Thyroid is simple, just take your levothyroxine every day...
Ignore the exquisite control by deiodinases. In fact, ignore most of the 120 years of research and medical experience...
Still, it is good to see thyroid centre stage for a change.
The Endocrine Society Centennial: The Thyroid Leads the Way
Anthony N. Hollenberg
E-mail: thollenb@bidmc.harvard.edu.
DOI: dx.doi.org/10.1210/en.2015-...
Received: November 23, 2015
Accepted: November 23, 2015
First Published Online: December 30, 2015
Emile Theodor Kocher's findings in Switzerland in the 1880s that the surgical removal of the entire thyroid gland led to severe physical and intellectual decline in patients made it clear that the thyroid produced a key substance necessary for normal human function. Indeed, this was confirmed by the British physician George Murray in 1891, who first successfully treated a patient with severe hypothyroidism with the sc injection of a sheep thyroid extract.

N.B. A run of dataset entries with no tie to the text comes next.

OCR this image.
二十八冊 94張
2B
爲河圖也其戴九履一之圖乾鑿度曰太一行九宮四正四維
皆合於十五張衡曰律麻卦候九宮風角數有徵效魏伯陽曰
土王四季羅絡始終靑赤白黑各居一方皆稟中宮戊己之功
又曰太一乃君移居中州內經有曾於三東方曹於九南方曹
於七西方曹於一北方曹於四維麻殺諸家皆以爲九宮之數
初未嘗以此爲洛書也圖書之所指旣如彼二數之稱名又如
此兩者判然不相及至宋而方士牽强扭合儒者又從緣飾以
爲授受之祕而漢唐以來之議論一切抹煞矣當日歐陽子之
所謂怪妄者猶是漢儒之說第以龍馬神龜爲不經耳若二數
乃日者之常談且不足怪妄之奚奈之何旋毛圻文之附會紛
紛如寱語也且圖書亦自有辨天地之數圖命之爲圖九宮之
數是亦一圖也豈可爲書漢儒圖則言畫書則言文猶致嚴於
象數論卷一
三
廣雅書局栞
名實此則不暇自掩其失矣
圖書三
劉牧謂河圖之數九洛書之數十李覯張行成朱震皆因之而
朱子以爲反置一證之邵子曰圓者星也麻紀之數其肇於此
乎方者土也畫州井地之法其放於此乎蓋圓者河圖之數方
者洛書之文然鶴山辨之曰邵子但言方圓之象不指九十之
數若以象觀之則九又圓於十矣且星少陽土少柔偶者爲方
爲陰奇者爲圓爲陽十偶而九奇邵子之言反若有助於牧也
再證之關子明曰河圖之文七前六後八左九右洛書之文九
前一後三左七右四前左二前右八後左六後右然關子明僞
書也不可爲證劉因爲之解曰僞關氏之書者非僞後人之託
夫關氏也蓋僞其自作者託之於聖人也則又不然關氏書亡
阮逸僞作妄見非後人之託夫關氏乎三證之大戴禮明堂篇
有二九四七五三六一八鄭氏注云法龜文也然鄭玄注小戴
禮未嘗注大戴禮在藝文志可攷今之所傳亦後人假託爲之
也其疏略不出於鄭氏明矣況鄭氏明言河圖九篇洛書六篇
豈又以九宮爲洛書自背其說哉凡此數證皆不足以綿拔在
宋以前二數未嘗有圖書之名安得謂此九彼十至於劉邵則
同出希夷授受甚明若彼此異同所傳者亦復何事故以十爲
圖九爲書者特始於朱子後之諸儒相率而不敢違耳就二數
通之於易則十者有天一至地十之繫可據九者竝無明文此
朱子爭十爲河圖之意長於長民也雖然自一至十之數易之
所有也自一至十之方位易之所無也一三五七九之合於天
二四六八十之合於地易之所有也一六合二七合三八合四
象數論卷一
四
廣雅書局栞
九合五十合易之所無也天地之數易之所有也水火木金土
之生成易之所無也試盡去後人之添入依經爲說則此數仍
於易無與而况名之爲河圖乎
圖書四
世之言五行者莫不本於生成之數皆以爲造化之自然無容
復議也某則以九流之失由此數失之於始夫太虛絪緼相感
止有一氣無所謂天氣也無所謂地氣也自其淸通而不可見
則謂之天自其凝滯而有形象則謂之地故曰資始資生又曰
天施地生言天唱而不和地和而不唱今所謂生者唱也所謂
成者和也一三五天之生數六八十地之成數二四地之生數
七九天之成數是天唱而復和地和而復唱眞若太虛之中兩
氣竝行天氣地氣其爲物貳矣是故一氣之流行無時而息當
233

Since these discoveries more than 120 years ago, much has been learned about the actions of thyroid hormones in humans. We now know that the thyroid secretes both T4 and T3 but that available cellular T3 can be exquisitely controlled by a family of deiodinase enzymes that either produce or consume T3. Furthermore, access of T4 and T3 to distinct cell types is mediated by cell surface transporters, the most well-described being the monocarboxylate 8 transporter. Mutations in this transporter in humans lead to a severe X-linked neurological syndrome termed the Allan-Herndon Dudley syndrome. Finally, since the identification of T3 by Pitt-Rivers in 1952, it has become clear that its actions in the nucleus via thyroid hormone receptors and their coregulators mediate the regulation of genomic programs that are key to the role of thyroid hormones systemically. Based on the discoveries over the last 120 years that have led to this understanding of thyroid hormone action, it is only fitting that to celebrate the centennial of The Endocrine Society, we review the impact of two key papers published in Endocrinology that led to the modern understanding of thyroid hormone action.